Внезапно дон Хуан наклонился и забрал трубку у меня из рук. Он осторожно вытряс пепел на блюдо с углями, затем послюнив палец, покрутил им в чашечке, прочищая бока. Несколько раз он продул мундштук. Я видел, как он положил трубку обратно в чехол. Его действия удерживали мое внимание.

Почистив трубку и убрав ее, он уставился на меня, и тут только я почувствовал, что все тело мое онемело, словно пропиталось ментолом. Лицо отяжелело, и челюсти болели. Я не мог удержать рот закрытым, но потока слюны не было. Рот мой высох и горел, и все же я не чувствовал жажды. Вся голова пылала необычайным жаром. Холодным жаром! Дыхание, казалось, разрывает ноздри и верхнюю губу при каждом выдохе. Но оно не обжигало. Оно жгло холодом, как кусок льда.

Дон Хуан неподвижно сидел рядом со мной, справа, и держал чехол с трубкой на полу, как бы прижимая его с силой. Мои ладони были тяжелы. Руки ломило, они оттягивали плечи вниз. Из носа текло. Я вытер его тыльной стороной ладони — и снял напрочь свою верхнюю губу! Вытер лицо — и снял с него все мясо! Я таял! Я чувствовал, как будто плоть моя действительно тает. Вскочил на ноги и попытался за что-нибудь ухватиться — за что угодно, что могло бы меня поддержать. Ужас охватил меня, ужас, какого я не испытывал раньше. Я ухватился за столб, подпиравший потолок в центре комнаты. Простоял там секунду, затем повернулся и взглянул на дона Хуана. Он все еще сидел неподвижно с трубкой в руках и глядел на меня.

Дыхание мое было болезненно-горячим (или холодным?) и сдавливало горло. Я наклонил голову вперед, чтобы дать ей отдохнуть на столбе, но, видимо, промахнулся, и голова продолжала опускаться мимо точки, где находился столб. Я задержался уже у самого пола. Выпрямился. Столб был тут, перед моими глазами! Я снова попробовал прислонить к нему голову. Постарался владеть собой и не отвлекаться, держал глаза открытыми, наклоняясь вперед, чтобы коснуться столба лбом. Он был в нескольких дюймах от моих глаз, но, положив на него голову, я самым странным образом ощутил, что голова прошла прямо сквозь столб.

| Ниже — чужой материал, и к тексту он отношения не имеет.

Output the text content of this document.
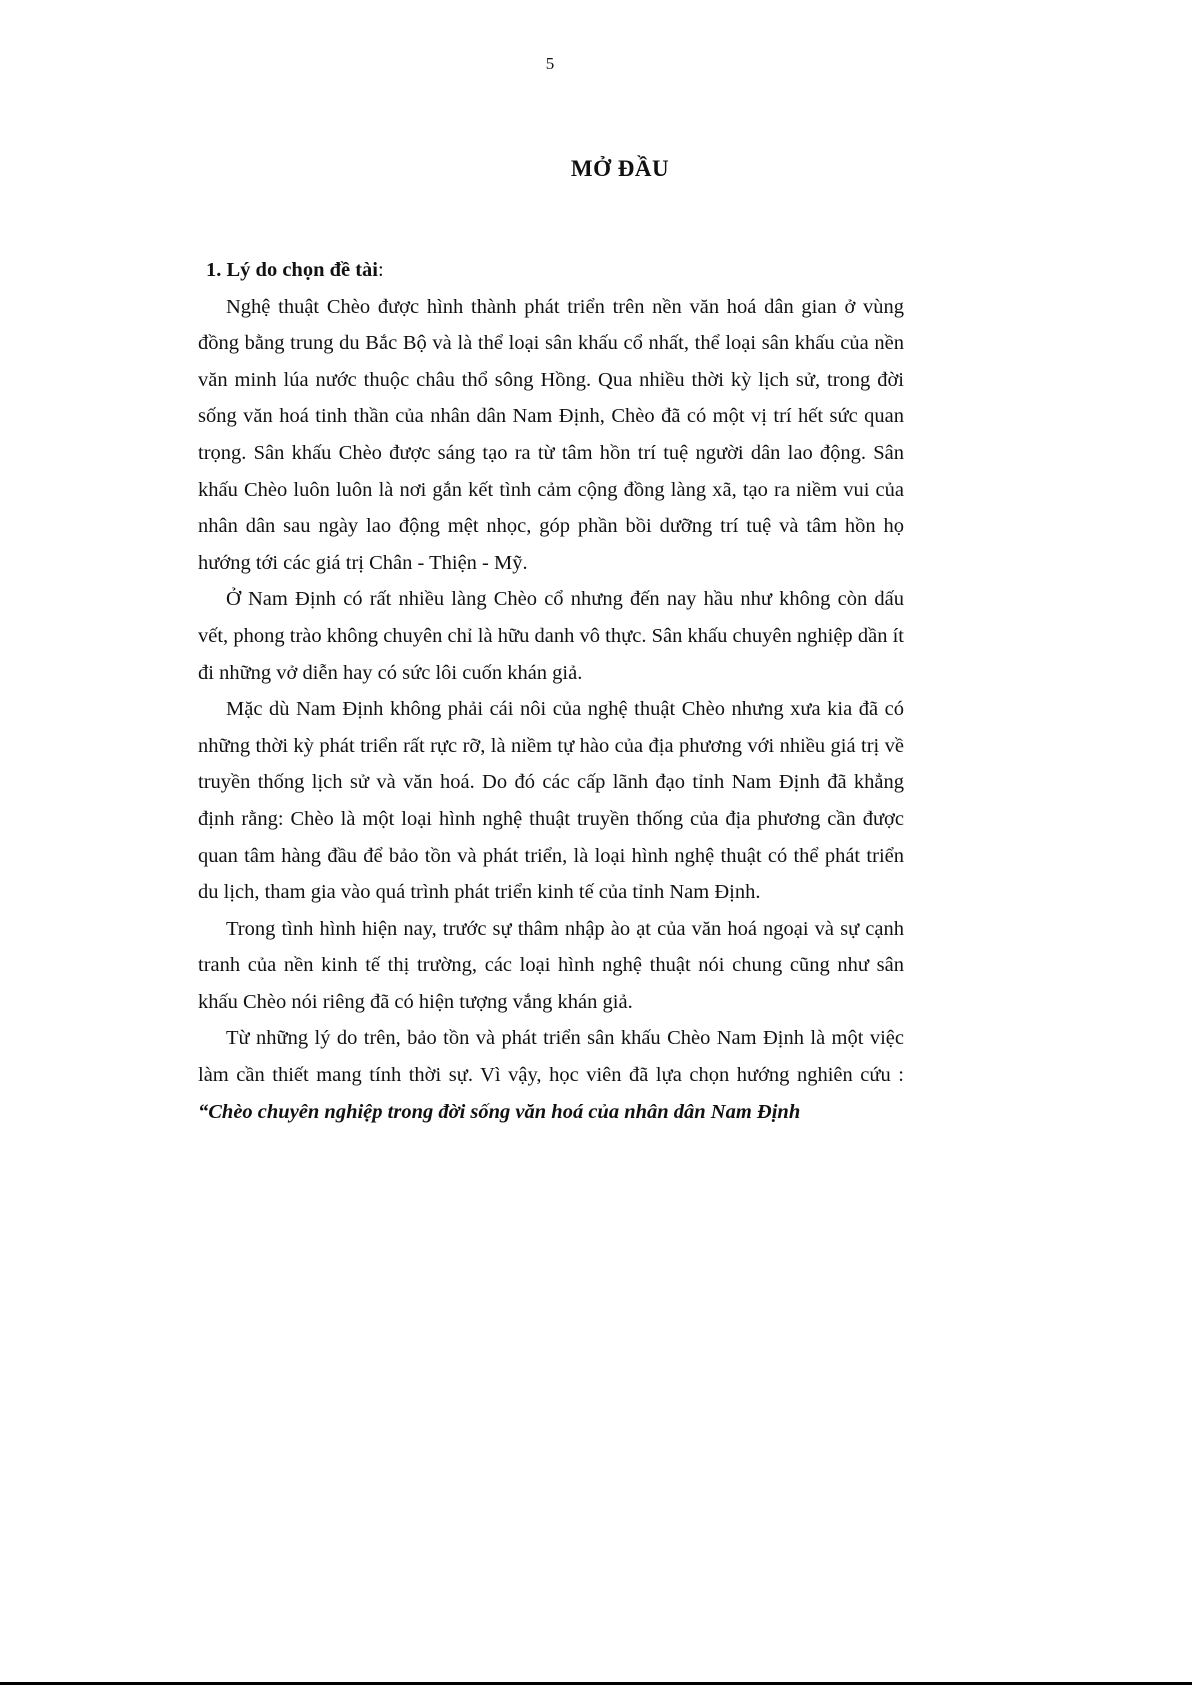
5
MỞ ĐẦU
1. Lý do chọn đề tài:

Nghệ thuật Chèo được hình thành phát triển trên nền văn hoá dân gian ở vùng đồng bằng trung du Bắc Bộ và là thể loại sân khấu cổ nhất, thể loại sân khấu của nền văn minh lúa nước thuộc châu thổ sông Hồng. Qua nhiều thời kỳ lịch sử, trong đời sống văn hoá tinh thần của nhân dân Nam Định, Chèo đã có một vị trí hết sức quan trọng. Sân khấu Chèo được sáng tạo ra từ tâm hồn trí tuệ người dân lao động. Sân khấu Chèo luôn luôn là nơi gắn kết tình cảm cộng đồng làng xã, tạo ra niềm vui của nhân dân sau ngày lao động mệt nhọc, góp phần bồi dưỡng trí tuệ và tâm hồn họ hướng tới các giá trị Chân - Thiện - Mỹ.

Ở Nam Định có rất nhiều làng Chèo cổ nhưng đến nay hầu như không còn dấu vết, phong trào không chuyên chỉ là hữu danh vô thực. Sân khấu chuyên nghiệp dần ít đi những vở diễn hay có sức lôi cuốn khán giả.

Mặc dù Nam Định không phải cái nôi của nghệ thuật Chèo nhưng xưa kia đã có những thời kỳ phát triển rất rực rỡ, là niềm tự hào của địa phương với nhiều giá trị về truyền thống lịch sử và văn hoá. Do đó các cấp lãnh đạo tỉnh Nam Định đã khẳng định rằng: Chèo là một loại hình nghệ thuật truyền thống của địa phương cần được quan tâm hàng đầu để bảo tồn và phát triển, là loại hình nghệ thuật có thể phát triển du lịch, tham gia vào quá trình phát triển kinh tế của tỉnh Nam Định.

Trong tình hình hiện nay, trước sự thâm nhập ào ạt của văn hoá ngoại và sự cạnh tranh của nền kinh tế thị trường, các loại hình nghệ thuật nói chung cũng như sân khấu Chèo nói riêng đã có hiện tượng vắng khán giả.

Từ những lý do trên, bảo tồn và phát triển sân khấu Chèo Nam Định là một việc làm cần thiết mang tính thời sự. Vì vậy, học viên đã lựa chọn hướng nghiên cứu : “Chèo chuyên nghiệp trong đời sống văn hoá của nhân dân Nam Định
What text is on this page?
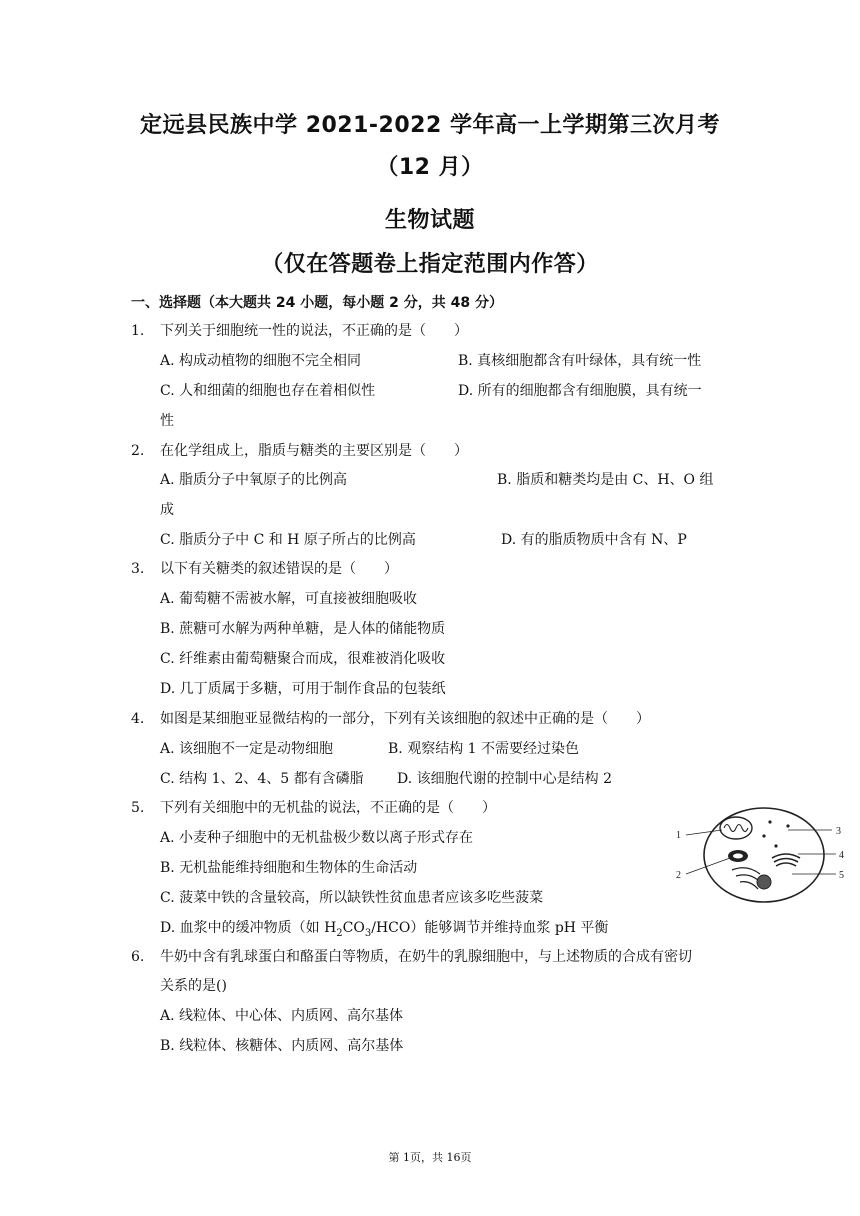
定远县民族中学 2021-2022 学年高一上学期第三次月考
（12 月）
生物试题
（仅在答题卷上指定范围内作答）
一、选择题（本大题共 24 小题，每小题 2 分，共 48 分）
1. 下列关于细胞统一性的说法，不正确的是（　　）
A. 构成动植物的细胞不完全相同	B. 真核细胞都含有叶绿体，具有统一性
C. 人和细菌的细胞也存在着相似性	D. 所有的细胞都含有细胞膜，具有统一
性
2. 在化学组成上，脂质与糖类的主要区别是（　　）
A. 脂质分子中氧原子的比例高	B. 脂质和糖类均是由 C、H、O 组
成
C. 脂质分子中 C 和 H 原子所占的比例高	D. 有的脂质物质中含有 N、P
3. 以下有关糖类的叙述错误的是（　　）
A. 葡萄糖不需被水解，可直接被细胞吸收
B. 蔗糖可水解为两种单糖，是人体的储能物质
C. 纤维素由葡萄糖聚合而成，很难被消化吸收
D. 几丁质属于多糖，可用于制作食品的包装纸
4. 如图是某细胞亚显微结构的一部分，下列有关该细胞的叙述中正确的是（　　）
A. 该细胞不一定是动物细胞	B. 观察结构 1 不需要经过染色
C. 结构 1、2、4、5 都有含磷脂 D. 该细胞代谢的控制中心是结构 2
5. 下列有关细胞中的无机盐的说法，不正确的是（　　）
A. 小麦种子细胞中的无机盐极少数以离子形式存在
B. 无机盐能维持细胞和生物体的生命活动
C. 菠菜中铁的含量较高，所以缺铁性贫血患者应该多吃些菠菜
D. 血浆中的缓冲物质（如 $H_2CO_3/HCO$）能够调节并维持血浆 pH 平衡
6. 牛奶中含有乳球蛋白和酪蛋白等物质，在奶牛的乳腺细胞中，与上述物质的合成有密切
关系的是()
A. 线粒体、中心体、内质网、高尔基体
B. 线粒体、核糖体、内质网、高尔基体
1
2
3
4
5
第 1页，共 16页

В отчаянных поисках разумного объяснения я решил, что мое зрение искажает расстояние, и столб, должно быть, находится футах в десяти от меня, хотя я и вижу его прямо перед собой. Тогда я начал логически и разумно определять местонахождение столба. Я пошел вокруг него боком, шаг за шагом. Смысл состоял в том, что, двигаясь таким образом вокруг столба, я не смог бы сделать круг, больший чем пять футов в диаметре; если столб действительно был в десяти футах от меня, то есть вне досягаемости моей руки, то рано или поздно настанет момент, когда я окажусь к нему спиной. Я верил, что в этот момент столб исчезнет, так как на самом деле будет сзади меня.

Я начал кружить вокруг столба, но он по-прежнему оставался у меня перед глазами. В порыве отчаяния я схватил его обеими руками, но руки прошли насквозь. И схватили воздух. Я тщательно рассчитал расстояние между собой и столбом, и по-моему, там было три фута. То есть глаза мои воспринимали расстояние в три фута. Некоторое время я поиграл с восприятием зрительной глубины, поворачивая голову с боку на бок, по очереди фокусируя каждый глаз то на столбе, то на дальней стене. По моей оценке глубины, столб, несомненно, был передо мной, примерно в трех футах. Вытянув руки, чтобы предохранить голову, я бросился на него со всей своей силой. Ощущение было тем же — я прошел сквозь столб. И на этот раз грохнулся на пол. Я снова встал, и это было, пожалуй, самым необычным из всех моих действий той ночью. Я поднял себя мыслью! Для того чтобы встать, я не пользовался мышцами и костной структурой, как привык это делать, — потому что больше не умел ими управлять. Это стало понятно в тот момент, когда я упал на пол. Но мое любопытство относительно столба было столь сильным, что я мыслью поднял себя наподобие рефлекторного действия. И прежде чем осознать до конца, что не могу больше двигаться, я уже поднялся.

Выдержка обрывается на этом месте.